Licensing and product development expenses were $7.3 million for the second quarter of fiscal 2012 compared with $5.2 million for the second quarter of fiscal 2011. Licensing and product development expenses were $13.7 million for the first six months of fiscal 2012 compared with $10.9 million for the first six months of fiscal 2011. Development expenses for CYT387 increased due to the expansion of the Phase I/II clinical trial in myelofibrosis, start-up costs associated with the BID (twice-daily dosing) study, pre-clinical development activities, and manufacturing of drug for these programs. Expenses for nimotuzumab continued to decrease.
General and administrative expenses were $1.2 million for the second quarter of fiscal 2012 compared to $2.7 million for the second quarter of fiscal 2011. General and administrative expenses were $3.3 million for the first six months of fiscal 2012 compared to $5.0 million for the first six months of fiscal 2011, primarily due to severance and restructuring costs in 2010.
Net loss for the second quarter of fiscal 2012 was $6.6 million ($0.06 per share) compared to $12.3 million ($0.14 per share) for the same period last year.

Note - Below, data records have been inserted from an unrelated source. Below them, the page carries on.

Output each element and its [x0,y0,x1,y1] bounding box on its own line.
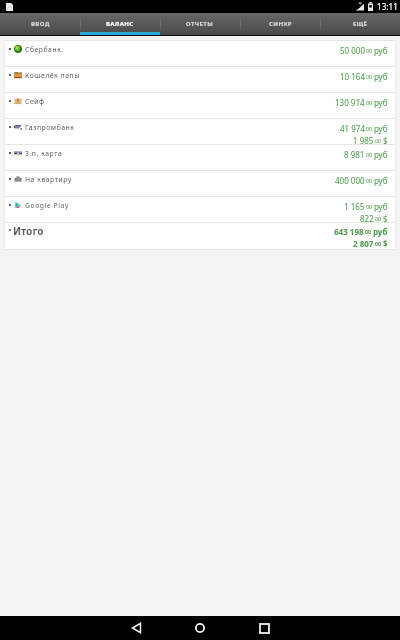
button[interactable]: Back [104,616,168,640]
button[interactable]: ОТЧЕТЫ [160,13,240,32]
staticText: ВВОД [31,20,50,28]
staticText: руб [374,201,388,212]
button[interactable]: Сейф [5,93,395,118]
button[interactable]: Google Play [5,197,395,222]
button[interactable]: ЕЩЁ [320,13,400,32]
staticText: 41 974 [340,123,365,134]
staticText: $ [383,213,388,222]
staticText: Сейф [25,97,45,106]
staticText: 00 [375,240,381,247]
staticText: 130 914 [335,97,365,108]
button[interactable]: Газпромбанк [5,119,395,144]
staticText: 643 198 [334,226,364,237]
button[interactable]: БАЛАНС [80,13,160,32]
staticText: руб [374,71,388,82]
staticText: руб [373,226,388,237]
staticText: 00 [366,47,372,54]
staticText: ЕЩЁ [353,20,368,28]
staticText: 00 [366,151,372,158]
staticText: 00 [375,215,381,222]
staticText: $ [383,135,388,144]
staticText: Google Play [25,201,69,210]
staticText: 13:11 [377,1,398,12]
staticText: 400 000 [335,175,365,186]
button[interactable]: ВВОД [0,13,80,32]
staticText: Итого [13,224,44,238]
button[interactable]: Итого [5,223,395,249]
button[interactable]: Home [168,616,232,640]
staticText: Газпромбанк [25,123,75,132]
staticText: руб [374,175,388,186]
button[interactable]: Сбербанк. [5,41,395,66]
staticText: 2 807 [353,238,374,249]
staticText: На квартиру [25,175,72,184]
button[interactable]: На квартиру [5,171,395,196]
staticText: ОТЧЕТЫ [186,20,214,28]
staticText: 10 164 [340,71,365,82]
staticText: СИНХР [269,20,292,28]
button[interactable]: СИНХР [240,13,320,32]
staticText: 00 [366,177,372,184]
staticText: руб [374,149,388,160]
staticText: З.п. карта [25,149,63,158]
staticText: 00 [375,137,381,144]
staticText: Сбербанк. [25,45,64,54]
staticText: руб [374,123,388,134]
staticText: 00 [365,228,371,235]
staticText: 00 [366,73,372,80]
staticText: руб [374,45,388,56]
staticText: 8 981 [344,149,365,160]
staticText: 1 165 [344,201,365,212]
staticText: 50 000 [340,45,365,56]
staticText: 00 [366,125,372,132]
staticText: 00 [366,203,372,210]
staticText: БАЛАНС [106,20,134,28]
staticText: руб [374,97,388,108]
button[interactable]: Кошелёк папы [5,67,395,92]
staticText: $ [383,238,388,249]
staticText: 00 [366,99,372,106]
staticText: Кошелёк папы [25,71,80,80]
button[interactable]: Recents [232,616,296,640]
button[interactable]: З.п. карта [5,145,395,170]
staticText: 1 985 [353,135,374,144]
staticText: 822 [360,213,374,222]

As at December 31, 2011 the Company had cash and short-term deposits totaling $67.9 million and accounts payables and accrued liabilities totaling $3.7 million compared to $79.7 million and $4.4 million respectively at June 30, 2011. Management believes that the cash and short-term deposits at December 31, 2011 are sufficient to support the Company’s activities for at least the next 18 months.

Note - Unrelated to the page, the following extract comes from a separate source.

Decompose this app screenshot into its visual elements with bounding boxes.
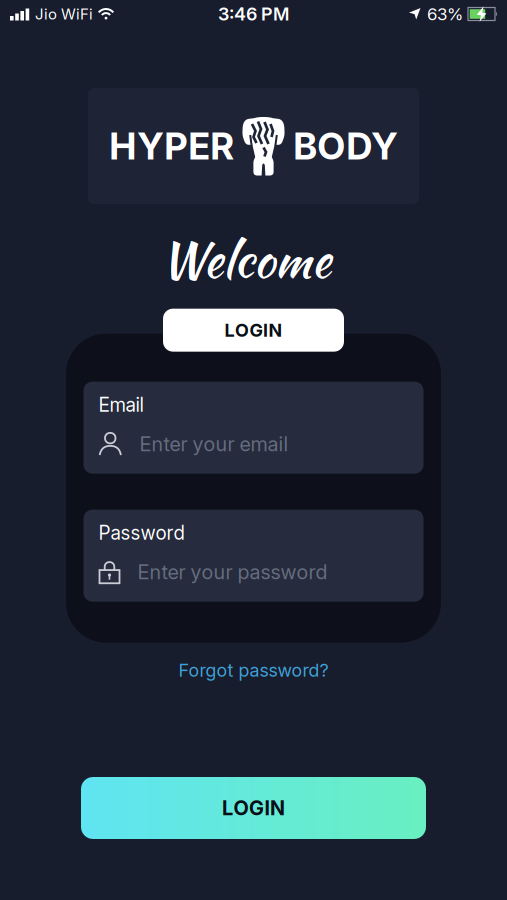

As at December 31, 2011 the Company had 116,711,448 common shares and 7,366,418 warrants outstanding.
About YM BioSciences
YM BioSciences Inc. is a drug development company advancing three products: CYT387, a small molecule, dual inhibitor of the JAK1/JAK2 kinases; nimotuzumab, an EGFR-targeting monoclonal antibody; and CYT997, a vascular disrupting agent (VDA).

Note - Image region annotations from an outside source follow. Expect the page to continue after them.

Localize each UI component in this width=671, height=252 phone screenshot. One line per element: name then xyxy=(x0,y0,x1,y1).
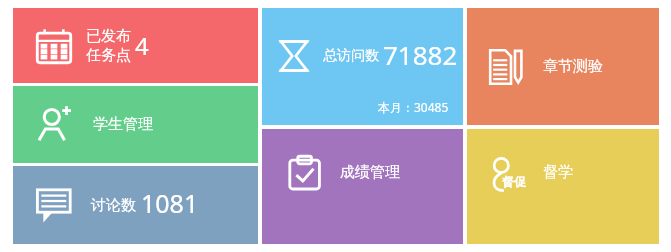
button[interactable]: 章节测验 xyxy=(467,8,659,125)
staticText: 督促 xyxy=(502,174,526,189)
staticText: 总访问数 xyxy=(323,47,379,65)
staticText: 督学 xyxy=(543,163,573,182)
button[interactable]: 成绩管理 xyxy=(262,129,463,244)
staticText: 1081 xyxy=(141,186,199,220)
button[interactable]: 总访问数 71882 本月 30485 xyxy=(262,8,463,125)
staticText: 任务点 xyxy=(86,46,131,65)
staticText: 本月：30485 xyxy=(378,99,449,115)
button[interactable]: 督学 xyxy=(467,129,659,244)
staticText: 已发布 xyxy=(86,27,131,46)
staticText: 成绩管理 xyxy=(340,163,400,182)
button[interactable]: 学生管理 xyxy=(13,86,258,163)
button[interactable]: 讨论数 1081 xyxy=(13,166,258,244)
button[interactable]: 已发布 任务点 4 xyxy=(13,8,258,83)
staticText: 71882 xyxy=(383,37,458,72)
staticText: 章节测验 xyxy=(543,57,603,76)
staticText: 学生管理 xyxy=(93,115,153,134)
staticText: 讨论数 xyxy=(91,196,136,215)
staticText: 4 xyxy=(135,29,149,62)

CYT387 is an orally administered inhibitor of both the JAK1 and JAK2 kinases, which have been implicated in a number of immune cell disorders including myeloproliferative neoplasms and inflammatory diseases as well as certain cancers. Positive interim results have been reported from a Phase I/II trial of CYT387 in 166 patients with myelofibrosis. This trial has completed enrollment while a 60 patient Phase II twice-daily dose escalation trial is currently recruiting patients. Nimotuzumab is a humanized monoclonal antibody targeting EGFR with an enhanced side-effect profile over currently marketed EGFR-targeting antibodies. Nimotuzumab is being evaluated in numerous Phase II and III trials worldwide. CYT997 is an orally-available small molecule therapeutic with dual mechanisms of vascular disruption and cytotoxicity, and has completed a Phase II trial in glioblastoma multiforme. In addition to YM’s three products, the Company has several preclinical research programs underway with candidates from its library of novel compounds identified through internal research conducted at YM BioSciences Australia.